Sullo zoccolo del ciclo di investimenti da 2mila miliardi di lire di vecchia matrice Iri, nei loro quindici anni i Riva hanno investito a Taranto 4,4 miliardi di euro (il 25%, secondo i bilanci, per l'ambiente).

 

EMILIO RIVA - ILVAEMILIO RIVA - ILVA

Stando alla riclassificazione dei bilanci di R&S Mediobanca, in quindici anni l'Ilva ha realizzato investimenti tecnici (nelle fabbriche, non solo a Taranto) per 5,3 miliardi di euro.

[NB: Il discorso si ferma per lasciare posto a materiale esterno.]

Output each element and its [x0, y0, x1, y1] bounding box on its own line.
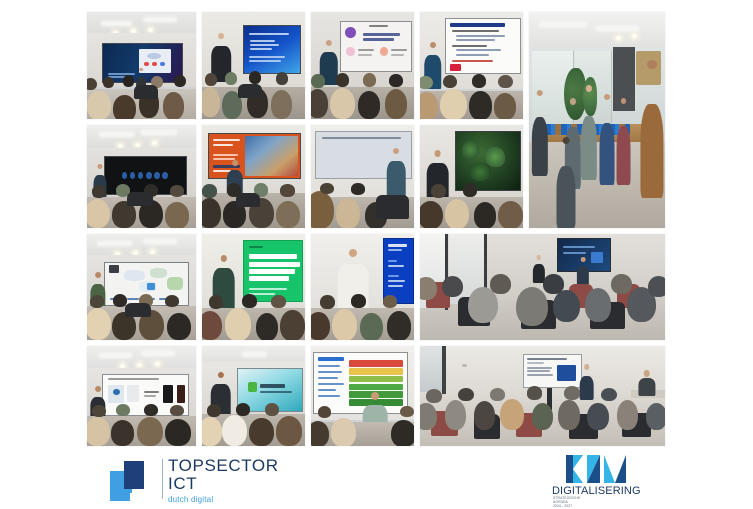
audience-head — [276, 416, 303, 446]
photo-scene — [420, 125, 523, 228]
topsector-mark-notch — [124, 489, 132, 493]
ceiling-light-strip — [144, 240, 177, 243]
audience-head — [646, 403, 665, 430]
attendee-head — [537, 90, 544, 97]
slide-table-row — [349, 368, 403, 375]
topsector-mark-icon — [110, 461, 156, 501]
audience-head — [165, 202, 189, 228]
audience-head — [351, 294, 365, 308]
audience-head — [271, 295, 285, 308]
speaker-head — [325, 40, 331, 46]
kia-k-stem — [566, 455, 573, 483]
topsector-wordmark: TOPSECTOR ICT dutch digital — [168, 457, 279, 505]
audience-head — [611, 274, 632, 294]
slide-text-line — [249, 288, 287, 290]
audience-head — [494, 93, 516, 119]
ceiling-light-strip — [142, 131, 177, 134]
slide-text-line — [318, 365, 340, 367]
slide-title — [318, 357, 344, 361]
audience-head — [202, 417, 222, 446]
slide-graphic — [591, 252, 602, 263]
audience-head — [249, 418, 273, 446]
slide-foliage — [469, 163, 491, 180]
audience — [420, 264, 665, 340]
slide-text-line — [318, 383, 344, 385]
slide-icon — [130, 172, 136, 179]
audience — [420, 181, 523, 228]
slide-text-line — [318, 389, 337, 391]
slide-logo — [109, 265, 119, 273]
presentation-screen — [340, 21, 412, 72]
slide-text-line — [250, 44, 279, 46]
slide-headline — [249, 276, 289, 281]
speaker-head — [371, 392, 379, 400]
audience — [311, 291, 414, 340]
slide-title-line — [369, 25, 389, 27]
audience-head — [265, 403, 279, 416]
topsector-divider — [162, 459, 163, 499]
audience-head — [330, 88, 354, 120]
audience-head — [585, 288, 611, 322]
audience-head — [311, 89, 328, 118]
photo-scene — [420, 346, 665, 446]
wall-fixture — [462, 364, 467, 367]
audience-head — [271, 90, 292, 119]
slide-text-line — [527, 374, 553, 376]
slide-title — [108, 378, 159, 380]
audience-head — [420, 201, 443, 228]
attendee-body — [600, 123, 615, 185]
photo-scene — [420, 12, 523, 119]
slide-foliage — [485, 147, 504, 167]
topsector-mark-dark-square — [124, 461, 144, 489]
speaker-head — [232, 160, 238, 166]
photo-scene — [87, 346, 196, 446]
audience-head — [440, 89, 467, 119]
audience — [202, 400, 305, 446]
slide-graphic — [557, 365, 576, 381]
slide-text-line — [388, 280, 405, 282]
audience-head — [385, 89, 407, 119]
slide-title — [450, 23, 505, 27]
slide-bubble — [150, 268, 167, 277]
audience-head — [90, 295, 104, 308]
audience-head — [527, 386, 543, 400]
slide-text-line — [452, 60, 494, 62]
slide-icon — [122, 172, 128, 179]
slide-icon — [146, 172, 152, 179]
attendee — [616, 98, 631, 184]
audience-head — [332, 309, 356, 340]
slide-icon — [147, 283, 155, 290]
ceiling — [87, 346, 196, 370]
audience-head — [320, 183, 333, 194]
slide-logo-text — [260, 384, 286, 388]
audience-head — [256, 313, 278, 340]
audience-head — [311, 191, 334, 228]
slide-text-line — [388, 260, 398, 262]
presentation-screen — [243, 25, 301, 74]
kia-a-left-wedge — [604, 455, 615, 483]
audience-head — [167, 313, 191, 340]
audience-head — [490, 274, 511, 294]
slide-text-line — [391, 54, 404, 56]
audience-head — [420, 277, 437, 300]
attendee-body — [532, 117, 548, 176]
audience-head — [358, 91, 380, 119]
kia-subtext: STRATEGISCHE AGENDA 2024 - 2027 — [553, 497, 580, 508]
audience-head — [163, 92, 184, 119]
audience-head — [443, 75, 457, 89]
speaker-head — [95, 386, 101, 392]
ceiling-spotlight — [155, 362, 160, 366]
audience-head — [363, 73, 376, 87]
audience — [311, 400, 414, 446]
speaker-head — [218, 33, 224, 39]
audience-head — [116, 404, 130, 416]
audience-head — [474, 401, 495, 430]
topsector-ict-logo: TOPSECTOR ICT dutch digital — [110, 457, 300, 503]
audience — [87, 400, 196, 446]
collage-photo[interactable] — [420, 234, 665, 340]
attendee-head — [621, 98, 627, 104]
chair — [238, 84, 262, 99]
audience-head — [87, 417, 110, 446]
audience-head — [113, 95, 135, 119]
audience-head — [351, 183, 364, 194]
audience-head — [111, 420, 135, 446]
slide-text-line — [527, 370, 550, 372]
slide-text-line — [527, 367, 552, 369]
slide-text-line — [363, 33, 399, 36]
slide-title — [527, 358, 567, 360]
slide-title — [388, 244, 407, 247]
slide-text-line — [144, 391, 159, 393]
slide-icon — [160, 62, 165, 66]
audience-head — [103, 77, 115, 89]
slide-text-line — [213, 144, 233, 146]
audience-head — [225, 308, 252, 340]
audience-head — [280, 184, 294, 196]
slide-icon — [154, 172, 160, 179]
audience-head — [209, 295, 223, 309]
audience-head — [360, 313, 382, 340]
audience-head — [137, 417, 163, 446]
audience-head — [469, 91, 491, 119]
audience-head — [202, 198, 221, 228]
speaker-head — [430, 42, 436, 48]
ceiling-light-strip — [540, 23, 586, 26]
audience-head — [445, 400, 466, 430]
audience-head — [87, 78, 97, 91]
audience — [420, 384, 665, 446]
photo-scene — [311, 346, 414, 446]
photo-scene — [87, 125, 196, 228]
attendee-body — [616, 126, 631, 185]
slide-text-line — [144, 395, 156, 397]
audience-head — [474, 202, 496, 228]
presentation-screen — [523, 354, 582, 388]
chair — [376, 195, 409, 219]
slide-text-line — [563, 252, 586, 254]
page-root: TOPSECTOR ICT dutch digital DIGITALISERI… — [0, 0, 753, 509]
collage-photo[interactable] — [202, 234, 305, 340]
slide-bubble — [124, 270, 146, 281]
slide-table-row — [349, 384, 403, 391]
audience-head — [202, 311, 222, 340]
slide-headline — [249, 254, 297, 259]
photo-scene — [202, 125, 305, 228]
collage-photo[interactable] — [87, 125, 196, 228]
audience-head — [205, 73, 217, 86]
speaker-head — [98, 164, 103, 169]
slide-text-line — [260, 391, 292, 393]
speaker-head — [643, 370, 650, 377]
speaker-head — [394, 148, 400, 154]
photo-scene — [311, 125, 414, 228]
slide-text-line — [363, 38, 394, 41]
slide-text-line — [250, 40, 276, 42]
audience-head — [92, 185, 106, 197]
audience-head — [648, 276, 665, 297]
collage-photo[interactable] — [529, 12, 665, 228]
photo-scene — [311, 12, 414, 119]
attendee — [600, 94, 615, 185]
collage-photo[interactable] — [311, 125, 414, 228]
audience-head — [236, 403, 250, 416]
collage-photo[interactable] — [87, 346, 196, 446]
ceiling-light-strip — [142, 352, 175, 355]
slide-text-line — [318, 371, 342, 373]
slide-text-line — [388, 285, 403, 287]
audience-head — [426, 389, 442, 403]
collage-photo[interactable] — [202, 125, 305, 228]
speaker-head — [581, 257, 586, 262]
photo-scene — [529, 12, 665, 228]
audience-head — [202, 184, 216, 197]
kia-k-lower-wedge — [573, 469, 583, 483]
audience-head — [543, 274, 564, 294]
slide-text-line — [388, 249, 402, 251]
audience-head — [490, 388, 506, 402]
ceiling-light-strip — [100, 354, 131, 357]
attendee-head — [586, 85, 592, 91]
audience — [420, 70, 523, 119]
attendee-body — [556, 166, 575, 228]
slide-text-line — [249, 60, 281, 62]
audience-head — [165, 419, 191, 446]
slide-text-line — [456, 49, 501, 51]
audience-head — [165, 295, 179, 307]
audience-head — [92, 405, 106, 417]
audience-head — [445, 199, 469, 228]
audience-head — [249, 71, 261, 84]
audience-head — [276, 201, 300, 228]
slide-text-line — [249, 246, 263, 248]
slide-text-line — [358, 54, 372, 56]
audience-head — [320, 295, 334, 309]
collage-photo[interactable] — [202, 12, 305, 119]
audience-head — [318, 406, 331, 418]
audience — [311, 70, 414, 119]
collage-photo[interactable] — [311, 234, 414, 340]
kia-mark-icon — [566, 455, 626, 483]
attendee-head — [562, 137, 569, 144]
slide-text-line — [249, 56, 286, 58]
audience-head — [170, 405, 184, 416]
speaker-head — [95, 272, 101, 278]
kia-k-upper-wedge — [573, 455, 583, 469]
ceiling-spotlight — [135, 143, 140, 147]
audience-head — [420, 92, 438, 119]
slide-icon — [138, 172, 144, 179]
audience-head — [336, 198, 360, 228]
slide-text-line — [391, 49, 406, 51]
photo-scene — [311, 234, 414, 340]
audience-head — [463, 183, 477, 196]
collage-photo[interactable] — [311, 12, 414, 119]
slide-text-line — [388, 275, 400, 277]
audience-head — [207, 404, 221, 417]
audience-head — [498, 201, 522, 228]
slide-photo — [245, 136, 298, 176]
photo-scene — [202, 234, 305, 340]
audience — [87, 70, 196, 119]
collage-photo[interactable] — [87, 234, 196, 340]
audience-head — [564, 386, 580, 400]
slide-text-line — [452, 30, 500, 32]
audience-head — [331, 418, 355, 446]
audience-head — [276, 72, 288, 85]
audience — [202, 291, 305, 340]
audience-head — [311, 421, 329, 446]
kia-digitalisering-logo: DIGITALISERING STRATEGISCHE AGENDA 2024 … — [552, 455, 660, 507]
audience-head — [311, 312, 330, 340]
audience — [202, 70, 305, 119]
slide-foliage — [462, 141, 479, 158]
ceiling-spotlight — [632, 34, 637, 38]
attendee — [581, 85, 597, 180]
slide-logo — [345, 27, 356, 38]
slide-logo-mark — [248, 382, 257, 392]
photo-scene — [202, 12, 305, 119]
speaker-head — [434, 150, 441, 157]
presentation-screen — [445, 18, 521, 74]
ceiling-light-strip — [144, 18, 177, 21]
slide-text-line — [456, 39, 495, 41]
audience-head — [420, 76, 433, 90]
speaker-head — [217, 372, 223, 378]
chair — [127, 192, 153, 206]
slide-icon-card — [380, 47, 388, 56]
collage-photo[interactable] — [311, 346, 414, 446]
audience-head — [500, 399, 524, 430]
slide-headline — [249, 262, 300, 267]
presentation-screen — [208, 133, 301, 178]
collage-photo[interactable] — [87, 12, 196, 119]
audience-head — [553, 290, 579, 322]
collage-photo[interactable] — [420, 125, 523, 228]
audience-head — [472, 74, 486, 88]
attendee-body — [641, 104, 664, 198]
collage-photo[interactable] — [420, 12, 523, 119]
audience-head — [144, 404, 158, 416]
audience-head — [280, 310, 304, 340]
speaker-head — [349, 249, 357, 257]
slide-text-line — [213, 139, 240, 141]
audience — [87, 181, 196, 228]
slide-text-line — [452, 45, 488, 47]
audience-head — [458, 388, 474, 402]
audience-head — [431, 184, 445, 197]
audience-head — [311, 74, 324, 88]
audience-head — [389, 74, 402, 87]
audience-head — [391, 420, 414, 446]
slide-text-line — [213, 154, 238, 156]
ceiling-light-strip — [100, 133, 133, 136]
slide-icon — [152, 62, 157, 66]
audience-head — [225, 72, 237, 85]
collage-photo[interactable] — [420, 346, 665, 446]
chair — [134, 85, 158, 100]
slide-text-line — [358, 49, 375, 51]
attendee — [641, 60, 664, 198]
slide-text-line — [249, 33, 289, 35]
attendee — [556, 137, 575, 228]
attendee-head — [569, 98, 575, 104]
attendee-body — [581, 116, 597, 181]
audience-head — [420, 403, 437, 430]
attendee-head — [647, 60, 657, 70]
slide-text-line — [322, 137, 402, 139]
footer-logos: TOPSECTOR ICT dutch digital DIGITALISERI… — [0, 455, 753, 509]
audience-head — [202, 87, 220, 118]
kia-a-right-wedge — [615, 455, 626, 483]
speaker-head — [584, 364, 590, 370]
slide-text-line — [527, 362, 544, 364]
photo-scene — [202, 346, 305, 446]
audience-head — [387, 311, 411, 340]
audience-head — [170, 185, 184, 196]
topsector-line2: ICT — [168, 475, 279, 493]
audience-head — [617, 400, 638, 430]
topsector-line1: TOPSECTOR — [168, 457, 279, 474]
photo-scene — [87, 12, 196, 119]
audience — [311, 181, 414, 228]
slide-text-line — [388, 265, 404, 267]
audience-head — [558, 400, 579, 430]
slide-text-line — [456, 35, 505, 37]
speaker-head — [536, 255, 541, 260]
ceiling-spotlight — [616, 36, 621, 40]
ceiling-light-strip — [597, 27, 638, 30]
audience-head — [587, 403, 608, 430]
slide-icon — [162, 172, 168, 179]
slide-table-row — [349, 360, 403, 367]
photo-scene — [87, 234, 196, 340]
audience-head — [383, 295, 397, 308]
slide-text-line — [456, 54, 489, 56]
audience-head — [516, 287, 548, 327]
collage-photo[interactable] — [202, 346, 305, 446]
ceiling — [87, 125, 196, 150]
kia-i-lower-wedge — [587, 455, 600, 483]
slide-text-line — [563, 246, 594, 248]
slide-icon — [144, 62, 149, 66]
slide-text-line — [318, 377, 338, 379]
audience-head — [442, 276, 463, 297]
slide-icon-card — [346, 47, 354, 56]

Investimenti più una gestione imprenditoriale - così efficientista da essere vissuta come di una durezza ostile dalla comunità locale - hanno reso l'Ilva ben funzionante sotto il profilo industriale. L'acciaieria dei Riva ha, dunque, una natura bifronte: il distacco per la comunità locale, reso più stridente dal confronto con il ricordo di trent'anni Partecipazioni Statali "generose" fino a estremi patologici, produce fuori da essa una ostilità che, invece, fa il paio con l'efficienza gestionale interna allo stabilimento.

 

L'Ilva è stata sempre in linea con i maggiori gruppi mondiali: per esempio, nel 2000 il 6,4% di margine operativo lordo dell'Ilva e l'8,6% di quello di ThyssenKrupp diventano rispettivamente, nel 2005, il 14,5% e 7,7%; per uscire dall'Europa, nel 2010, il 2,5% dell'Ilva fa il paio con il 3,1% di Us Steel.

Piero Gnudi Piero Gnudi

 

Peraltro, al di là dei bilanci, grazie alla produttività degli impianti e alla posizione logistica (il porto ha fondali profondi che possono movimentare grandi volumi sia di materie prime sia di prodotti con un numero limitato di navi), l'Ilva ha vantaggi di costo pari al 10-12% rispetto ai concorrenti europei.

 

Sottolinea Patrizio Bianchi, già direttore della rivista prodiana L'Industria e autore della voce Industria Siderurgica nel dizionario di Economia e Finanza della Treccani: «Il problema è che, fra il 2008 e il 2009, si è verificato un cambio di ciclo internazionale, che ha modificato gli equilibri di tutta la siderurgia italiana». Il ciclo internazionale, nel caso dell'Ilva, si è incrociato con il tema della azione della magistratura e della risposta della politica.

 

Secondo R&S Mediobanca, a parte il 1997 e il 2001 - esercizi in cui l'Ilva ha distribuito dividendi per 6,5 milioni di euro - negli altri dieci anni in cui ha chiuso in attivo, la società ha ottenuto risultati netti per 2,178 miliardi di euro. Utili riportati a nuovo, cioè reimmessi nell'impresa che li aveva generati. Dagli arresti del 26 luglio 2012, con i vertici aziendali prima "sorvegliati" da un garante e poi sostituiti da due commissari straordinari, l'Ilva ha perso oltre un miliardo di euro. I numeri, dunque, appaiono eloquenti.